I have a SAM stack with 1 lambda, 1 SQS and 1 DLQ. The message in SQS acts as an event source for the lambda. The lambda has ReservedConcurrentExecutions of 1. The batch size of event(from SQS to lambda) is also 1. The timeout of lambda is 300 seconds.
The SQS is a FIFO queue with ContentBasedDeduplication as true. The VisibilityTimeout is of 400 seconds and ReceiveMessageWaitTimeSeconds as 10. SQS has a DLQ linked to it with a re drive policy of maxReceiveCount of 5.
All the messages sent to the FIFO queue have the same messageGroupId. The idea behind this is to ensure all the messages get processed in a FIFO manner and no message is repeated by any chance.
Also, since the ReservedConcurrentExecutions of lambda is set to 1 and the messageGroupId is also same across all messages, it was assumed that this lambda will not throttle in any scenario. But it is still getting throttled.
I can't seem to find any issue with the configuration of my stack that could cause this issue. Does anyone have any insight as to why and how this scenario could have been possible? Or is there a way I can find out which message was throttled?
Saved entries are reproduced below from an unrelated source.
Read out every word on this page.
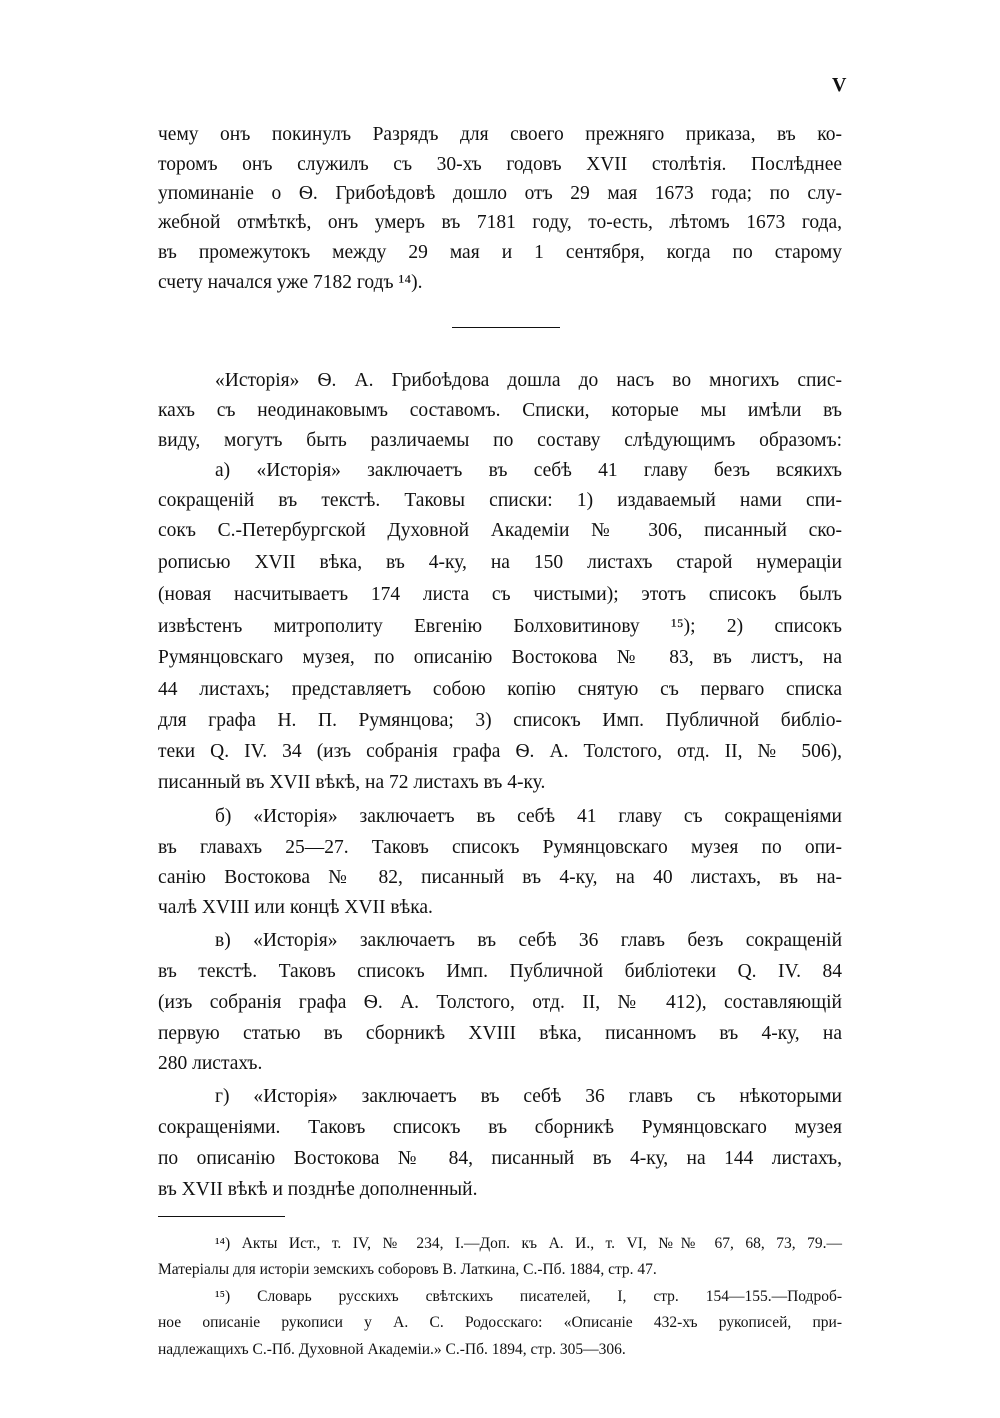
V
чему онъ покинулъ Разрядъ для своего прежняго приказа, въ ко-
торомъ онъ служилъ съ 30-хъ годовъ XVII столѣтія. Послѣднее
упоминаніе о Ѳ. Грибоѣдовѣ дошло отъ 29 мая 1673 года; по слу-
жебной отмѣткѣ, онъ умеръ въ 7181 году, то-есть, лѣтомъ 1673 года,
въ промежутокъ между 29 мая и 1 сентября, когда по старому
счету начался уже 7182 годъ ¹⁴).
«Исторія» Ѳ. А. Грибоѣдова дошла до насъ во многихъ спис-
кахъ съ неодинаковымъ составомъ. Списки, которые мы имѣли въ
виду, могутъ быть различаемы по составу слѣдующимъ образомъ:
а) «Исторія» заключаетъ въ себѣ 41 главу безъ всякихъ
сокращеній въ текстѣ. Таковы списки: 1) издаваемый нами спи-
сокъ С.-Петербургской Духовной Академіи № 306, писанный ско-
рописью XVII вѣка, въ 4-ку, на 150 листахъ старой нумераціи
(новая насчитываетъ 174 листа съ чистыми); этотъ списокъ былъ
извѣстенъ митрополиту Евгенію Болховитинову ¹⁵); 2) списокъ
Румянцовскаго музея, по описанію Востокова № 83, въ листъ, на
44 листахъ; представляетъ собою копію снятую съ перваго списка
для графа Н. П. Румянцова; 3) списокъ Имп. Публичной библіо-
теки Q. IV. 34 (изъ собранія графа Ѳ. А. Толстого, отд. II, № 506),
писанный въ XVII вѣкѣ, на 72 листахъ въ 4-ку.
б) «Исторія» заключаетъ въ себѣ 41 главу съ сокращеніями
въ главахъ 25—27. Таковъ списокъ Румянцовскаго музея по опи-
санію Востокова № 82, писанный въ 4-ку, на 40 листахъ, въ на-
чалѣ XVIII или концѣ XVII вѣка.
в) «Исторія» заключаетъ въ себѣ 36 главъ безъ сокращеній
въ текстѣ. Таковъ списокъ Имп. Публичной библіотеки Q. IV. 84
(изъ собранія графа Ѳ. А. Толстого, отд. II, № 412), составляющій
первую статью въ сборникѣ XVIII вѣка, писанномъ въ 4-ку, на
280 листахъ.
г) «Исторія» заключаетъ въ себѣ 36 главъ съ нѣкоторыми
сокращеніями. Таковъ списокъ въ сборникѣ Румянцовскаго музея
по описанію Востокова № 84, писанный въ 4-ку, на 144 листахъ,
въ XVII вѣкѣ и позднѣе дополненный.
¹⁴) Акты Ист., т. IV, № 234, I.—Доп. къ А. И., т. VI, №№ 67, 68, 73, 79.—
Матеріалы для исторіи земскихъ соборовъ В. Латкина, С.-Пб. 1884, стр. 47.
¹⁵) Словарь русскихъ свѣтскихъ писателей, I, стр. 154—155.—Подроб-
ное описаніе рукописи у А. С. Родосскаго: «Описаніе 432-хъ рукописей, при-
надлежащихъ С.-Пб. Духовной Академіи.» С.-Пб. 1894, стр. 305—306.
Also, a point to mention here is that this lambda throttle was not happening till the time the number of messages in the queue was small. As soon as the queue has messages above 1000, the throttle error started appearing. But the count of throttle at any given time was never more than 1. And the throttle happens randomly and never in any fixed pattern. And eventually all messages were processed since I received no messages in DLQ once all messages were processed.
I had read the following on AWS
To allow your function time to process each batch of records, set the source queue's visibility timeout to at least six times the timeout that you configure on your function. The extra time allows for Lambda to retry if your function is throttled while processing a previous batch.
In my case this is not true since my queue's visibility timeout(400) is just 100 seconds more than the lambda's timeout(300). Could this be the cause of my issue?
Following is my CF script for the lambda and sqs
CreateJobsQueue:
Type: AWS::SQS::Queue
Properties:
QueueName: !Sub '${AWS::StackName}-CreateJobsQueue.fifo'
ReceiveMessageWaitTimeSeconds: 10
FifoQueue: True
ContentBasedDeduplication: True
VisibilityTimeout: 400
RedrivePolicy:
deadLetterTargetArn: !GetAtt CreateJobsDLQ.Arn
maxReceiveCount: 5
CreateJobsDLQ:
Type: AWS::SQS::Queue
Properties:
QueueName: !Sub '${AWS::StackName}-CreateJobsDLQ.fifo'
FifoQueue: True
ContentBasedDeduplication: True
MessageRetentionPeriod: 604800
CreateJobsFn:
Type: AWS::Serverless::Function
Properties:
FunctionName: !Sub '${AWS::StackName}-CreateJobsFn'
CodeUri: functions/create-jobs/
Handler: index.handler
Runtime: nodejs16.x
Description: Lambda function to pick up the message from CreateJobsQueue
MemorySize: 512
Timeout: 300
KmsKeyArn: !Sub "arn:aws:kms:${AWS::Region}:${AWS::AccountId}:key/${AppsKMSKeyId}"
ReservedConcurrentExecutions: 1
Policies:
- AWSLambdaBasicExecutionRole
- AWSLambdaENIManagementAccess
Environment:
Variables:
EMAIL_DOMAIN: ""
Layers:
- !Ref LambdaDependencies
VpcConfig:
!If
- IsVPCRequired
-
SubnetIds: !Ref BFnSubnetIds
SecurityGroupIds: !Ref BFnSecurityGroupIds
- !Ref 'AWS::NoValue'
Events:
CreateJobsFnSQSEvent:
Type: SQS
Properties:
Queue: !GetAtt CreateJobsQueue.Arn
BatchSize: 1
Please let me know if any other details needed from my end.